Now it is important to reflect, that if four buckets be taken away from the wheel, its motion may not only be diminished in a greater ratio than two-fifths, but it may be stopped altogether.

This is the proper application of such an illustration to the circumstances of a sugar-estate. If forty efficient negroes be removed out of two hundred, being the same proportion as in the assumed case of the buckets, will any person, acquainted with the colonies, maintain that cultivation could continue? An estate which had produced two hundred hogsheads of sugar would not merely be reduced two-fifths of that amount, that is to say, to one hundred and twenty hogsheads, but it would be altogether abandoned, because its returns would not cover its expenses.

The author of the bucket-illustration must be sensible of its fallacy, if he reflect that at some one point, the wheel, from its diminution of buckets, must stop.

The question is, as regards the cultivation of sugar, will this point soon be reached? Little is required to be said on this head, if the proprietors are prepared to establish the fact, that even at present they can scarcely spare one man.

Lord Bathurst acknowledges, indeed, the ultimate improbability that the slaves could of themselves indemnify their master for the entire capital he has sunk; and his Lordship says, when the price of manumission rises from 100 to 500l., then it will be time for the nation to come forward.
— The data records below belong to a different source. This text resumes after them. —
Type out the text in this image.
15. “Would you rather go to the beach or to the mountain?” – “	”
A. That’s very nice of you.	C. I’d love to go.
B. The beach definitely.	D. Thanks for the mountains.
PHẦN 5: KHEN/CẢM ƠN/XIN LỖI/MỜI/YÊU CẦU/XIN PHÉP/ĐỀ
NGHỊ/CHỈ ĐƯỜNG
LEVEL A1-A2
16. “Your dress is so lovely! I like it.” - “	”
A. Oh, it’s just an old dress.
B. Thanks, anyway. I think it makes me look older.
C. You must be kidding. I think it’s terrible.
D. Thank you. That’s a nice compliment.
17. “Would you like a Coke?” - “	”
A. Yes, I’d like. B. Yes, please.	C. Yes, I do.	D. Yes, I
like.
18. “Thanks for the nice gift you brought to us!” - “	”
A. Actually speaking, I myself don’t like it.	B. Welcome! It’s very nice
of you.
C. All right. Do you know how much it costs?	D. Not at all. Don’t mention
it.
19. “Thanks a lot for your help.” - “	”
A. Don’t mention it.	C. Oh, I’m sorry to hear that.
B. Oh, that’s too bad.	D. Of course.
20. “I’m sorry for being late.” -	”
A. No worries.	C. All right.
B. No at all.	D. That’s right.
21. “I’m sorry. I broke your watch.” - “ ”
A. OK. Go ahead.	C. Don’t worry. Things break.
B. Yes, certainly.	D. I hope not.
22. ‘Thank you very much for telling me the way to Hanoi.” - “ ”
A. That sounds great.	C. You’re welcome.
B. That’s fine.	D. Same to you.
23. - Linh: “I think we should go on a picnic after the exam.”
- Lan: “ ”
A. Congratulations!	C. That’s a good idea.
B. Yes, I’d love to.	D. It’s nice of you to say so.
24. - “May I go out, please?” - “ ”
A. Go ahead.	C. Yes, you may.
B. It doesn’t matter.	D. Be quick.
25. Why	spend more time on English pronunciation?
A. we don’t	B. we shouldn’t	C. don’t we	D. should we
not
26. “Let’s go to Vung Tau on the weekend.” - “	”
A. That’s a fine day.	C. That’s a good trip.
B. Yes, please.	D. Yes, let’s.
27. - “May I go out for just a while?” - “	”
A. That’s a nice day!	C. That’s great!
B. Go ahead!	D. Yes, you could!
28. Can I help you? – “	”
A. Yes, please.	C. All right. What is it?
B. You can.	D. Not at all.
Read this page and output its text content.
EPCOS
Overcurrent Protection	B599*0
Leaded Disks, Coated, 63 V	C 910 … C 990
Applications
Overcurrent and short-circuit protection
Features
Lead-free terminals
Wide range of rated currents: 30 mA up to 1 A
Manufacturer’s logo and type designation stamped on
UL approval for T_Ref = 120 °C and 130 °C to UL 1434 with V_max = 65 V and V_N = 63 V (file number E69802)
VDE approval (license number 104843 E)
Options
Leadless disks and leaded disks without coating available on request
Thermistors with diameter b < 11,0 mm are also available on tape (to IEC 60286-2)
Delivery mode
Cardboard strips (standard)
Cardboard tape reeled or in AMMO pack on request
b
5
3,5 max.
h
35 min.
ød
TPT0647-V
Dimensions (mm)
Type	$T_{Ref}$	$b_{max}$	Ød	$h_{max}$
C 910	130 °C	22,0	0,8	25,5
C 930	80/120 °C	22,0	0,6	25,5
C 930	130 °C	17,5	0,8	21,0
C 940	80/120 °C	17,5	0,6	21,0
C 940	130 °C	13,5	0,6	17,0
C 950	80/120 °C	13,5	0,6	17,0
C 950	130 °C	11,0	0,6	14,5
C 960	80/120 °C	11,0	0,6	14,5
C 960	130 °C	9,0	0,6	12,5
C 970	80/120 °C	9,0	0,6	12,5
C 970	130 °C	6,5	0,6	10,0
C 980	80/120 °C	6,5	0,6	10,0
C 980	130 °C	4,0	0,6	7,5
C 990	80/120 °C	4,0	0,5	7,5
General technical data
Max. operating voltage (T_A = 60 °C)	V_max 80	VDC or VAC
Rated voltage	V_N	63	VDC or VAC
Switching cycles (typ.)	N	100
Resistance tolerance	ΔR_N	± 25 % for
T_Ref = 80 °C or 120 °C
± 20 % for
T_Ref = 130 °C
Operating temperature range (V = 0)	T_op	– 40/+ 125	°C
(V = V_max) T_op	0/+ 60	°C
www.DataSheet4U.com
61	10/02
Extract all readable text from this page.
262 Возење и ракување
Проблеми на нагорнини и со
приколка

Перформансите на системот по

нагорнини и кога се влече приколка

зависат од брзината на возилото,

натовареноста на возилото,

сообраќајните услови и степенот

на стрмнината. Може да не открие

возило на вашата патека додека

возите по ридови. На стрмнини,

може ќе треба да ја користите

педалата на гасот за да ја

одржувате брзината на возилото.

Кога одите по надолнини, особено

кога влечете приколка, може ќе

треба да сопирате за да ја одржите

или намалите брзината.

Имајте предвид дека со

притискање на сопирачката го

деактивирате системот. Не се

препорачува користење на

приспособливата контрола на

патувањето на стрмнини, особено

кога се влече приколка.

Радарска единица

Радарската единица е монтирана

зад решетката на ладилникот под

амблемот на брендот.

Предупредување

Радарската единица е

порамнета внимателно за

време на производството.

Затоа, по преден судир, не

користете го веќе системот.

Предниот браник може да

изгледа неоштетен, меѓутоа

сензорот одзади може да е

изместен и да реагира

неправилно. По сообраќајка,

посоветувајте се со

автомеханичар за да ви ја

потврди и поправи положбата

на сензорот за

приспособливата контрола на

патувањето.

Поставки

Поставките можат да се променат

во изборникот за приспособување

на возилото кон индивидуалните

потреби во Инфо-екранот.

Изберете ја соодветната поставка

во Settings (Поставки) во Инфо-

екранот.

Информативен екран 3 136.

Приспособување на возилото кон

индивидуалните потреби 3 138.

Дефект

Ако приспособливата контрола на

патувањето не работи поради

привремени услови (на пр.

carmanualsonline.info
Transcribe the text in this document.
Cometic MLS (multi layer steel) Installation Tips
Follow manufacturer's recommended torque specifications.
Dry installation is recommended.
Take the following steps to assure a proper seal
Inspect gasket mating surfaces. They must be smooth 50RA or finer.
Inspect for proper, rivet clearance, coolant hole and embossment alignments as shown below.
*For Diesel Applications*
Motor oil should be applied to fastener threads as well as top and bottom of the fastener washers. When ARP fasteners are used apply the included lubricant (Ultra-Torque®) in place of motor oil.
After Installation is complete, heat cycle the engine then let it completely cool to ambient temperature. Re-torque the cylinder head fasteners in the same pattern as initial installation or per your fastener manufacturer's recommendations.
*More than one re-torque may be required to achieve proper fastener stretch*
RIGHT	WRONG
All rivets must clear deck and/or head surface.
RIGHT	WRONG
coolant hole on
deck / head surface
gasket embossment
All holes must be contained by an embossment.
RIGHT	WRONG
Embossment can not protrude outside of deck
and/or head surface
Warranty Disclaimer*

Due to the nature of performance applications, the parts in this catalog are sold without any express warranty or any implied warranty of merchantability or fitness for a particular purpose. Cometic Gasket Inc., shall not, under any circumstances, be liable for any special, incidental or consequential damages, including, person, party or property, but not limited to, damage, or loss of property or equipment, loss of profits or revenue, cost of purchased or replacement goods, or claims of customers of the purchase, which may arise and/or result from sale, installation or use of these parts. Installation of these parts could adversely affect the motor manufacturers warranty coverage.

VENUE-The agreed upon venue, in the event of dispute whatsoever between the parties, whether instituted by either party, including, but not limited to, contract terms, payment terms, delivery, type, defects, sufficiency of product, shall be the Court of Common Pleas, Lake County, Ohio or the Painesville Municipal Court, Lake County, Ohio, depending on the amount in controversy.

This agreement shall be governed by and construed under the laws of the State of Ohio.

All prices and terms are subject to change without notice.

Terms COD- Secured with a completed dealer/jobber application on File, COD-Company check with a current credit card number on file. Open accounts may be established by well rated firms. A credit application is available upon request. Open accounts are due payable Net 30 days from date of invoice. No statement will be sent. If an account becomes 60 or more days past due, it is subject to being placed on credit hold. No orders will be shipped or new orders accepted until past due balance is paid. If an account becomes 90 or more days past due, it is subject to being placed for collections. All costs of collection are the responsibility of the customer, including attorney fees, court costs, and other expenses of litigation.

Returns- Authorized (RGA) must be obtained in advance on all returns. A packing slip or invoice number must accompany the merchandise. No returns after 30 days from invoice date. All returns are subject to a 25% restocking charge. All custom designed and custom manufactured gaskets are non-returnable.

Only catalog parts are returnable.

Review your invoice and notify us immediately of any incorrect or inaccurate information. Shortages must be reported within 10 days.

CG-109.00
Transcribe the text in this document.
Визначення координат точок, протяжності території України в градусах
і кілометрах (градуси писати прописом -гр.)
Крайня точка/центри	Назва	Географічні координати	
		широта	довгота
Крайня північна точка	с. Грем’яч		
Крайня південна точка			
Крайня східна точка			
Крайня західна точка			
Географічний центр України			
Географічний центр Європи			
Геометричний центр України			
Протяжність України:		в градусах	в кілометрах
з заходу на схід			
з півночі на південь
A most consolatory prospect! And what are the proprietors to do before the nation does come forward? When the discussion is beginning, and before the public are disposed to put their hands into their pockets, the proprietors buildings, machinery, roads, dams, are going into dilapidation, and he is a ruined man.

When we prove injury in the principle, it is scarcely necessary to descend to discuss the practice. Many colonists view with alarm the great power given to the Protector, and other officers of government. But let us pass over details. It is only necessary to reflect upon what the appraiser has to do, to perceive that the mode of working must be as bad as the design, and that the whole process must be vague and mere guess-work. Even admitting the very doubtful proposition, that impartial arbitrators could be selected, numerous peculiarities may exist to obstruct the formation of a sound judgment in regard to the value of a part of the planter’s stock, in consequence of the manner in which the whole is rendered profitable.

It is to repeat the opinion of every intelligent person recently returned from the colonies, to declare, that it is perfectly impossible for any appraiser, no matter how intelligent, experienced, or impartial, correctly to estimate the value of a slave, in order to award compensation in the manner described by Lord Bathurst.

Section 3.
PLANTATIONS BURDENED WITH EXPENSES, WHILE THE GROSS RETURNS ARE DIMINISHED.

Having shown, in the preceding section, that the fixed capital of an estate cannot be removed, we have now to show that the necessary expenses of carrying on its cultivation cannot be diminished.

Each proprietor is by law obliged to maintain the aged, the infirm, and the helpless, upon his estate. This duty he performs with the utmost cheerfulness. He can hold out to his able negroes no stronger incentive to good conduct than the assurance verified in their parents, that they will pass the evening of life in rest and contentment, with every little want provided for. The spectacle itself is one of the most agreeable which can strike the eye of the stranger; it is peculiarly grateful to the feelings of the negro; and most forcibly illustrates the happy state of things when benefits are made to How from the master alone. Compulsory manumission severs the link which makes this obligation mutual, for it gives to the master all the expense, and deprives him of the benefit.